Very happy with the whole day. At the end when I was taking final temperature readings of the meat, I had the thermometer in at one spot where the temp got to 202... I took out the probe and put into a different location and the reading was about 185. So, I let it cook for a while longer until the temperature in that location got back up to about 195. By that time, Carrie and I were checking forums to see if multiple locations should be read; we found a discussion saying to take the average of different locations. In the end, we pulled it off, wrapped it in foil, and let  it sit for an hour.

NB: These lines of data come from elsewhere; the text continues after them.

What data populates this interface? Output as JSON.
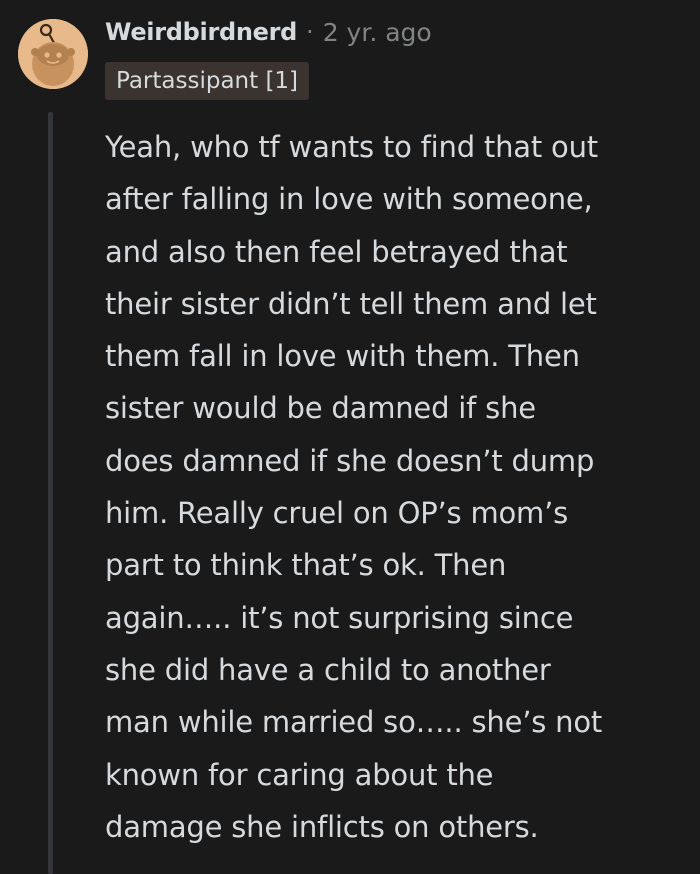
{
  "comment": {
    "author": "Weirdbirdnerd",
    "separator": "·",
    "timestamp": "2 yr. ago",
    "flair": "Partassipant [1]",
    "avatar_icon": "reddit-snoo-avatar-icon",
    "body_lines": [
      "Yeah, who tf wants to find that out",
      "after falling in love with someone,",
      "and also then feel betrayed that",
      "their sister didn’t tell them and let",
      "them fall in love with them. Then",
      "sister would be damned if she",
      "does damned if she doesn’t dump",
      "him. Really cruel on OP’s mom’s",
      "part to think that’s ok. Then",
      "again….. it’s not surprising since",
      "she did have a child to another",
      "man while married so….. she’s not",
      "known for caring about the",
      "damage she inflicts on others."
    ]
  },
  "colors": {
    "background": "#1a1a1b",
    "text": "#d7dadc",
    "meta": "#818384",
    "flair_bg": "#3a3330",
    "avatar_bg": "#e8b98a",
    "thread_line": "#343536"
  }
}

Picture of Pulled Pork, Sweet Potato Fries, and Green Beans
Dinner is Served
We ate the pulled pork with sweet potato fries and green beans. It was perfection! We have a  lot leftover, but happy to report that the first try and an all day cook went very well!

Enjoyable day of grilling. I could not be happier with how it turned out. Granted, I did have to cook a little past the start of the Seton Hall vs. Kansas game, but that too turned out OK as Kansas moved on to the Sweet 16... so it was a great day!

Until next time, have a great week and happy BBQing...

I forgot to add a closeup picture of the final cook off of the grill, so, here you go....


Picture of the Pork Butt with Nice Crust... It was good!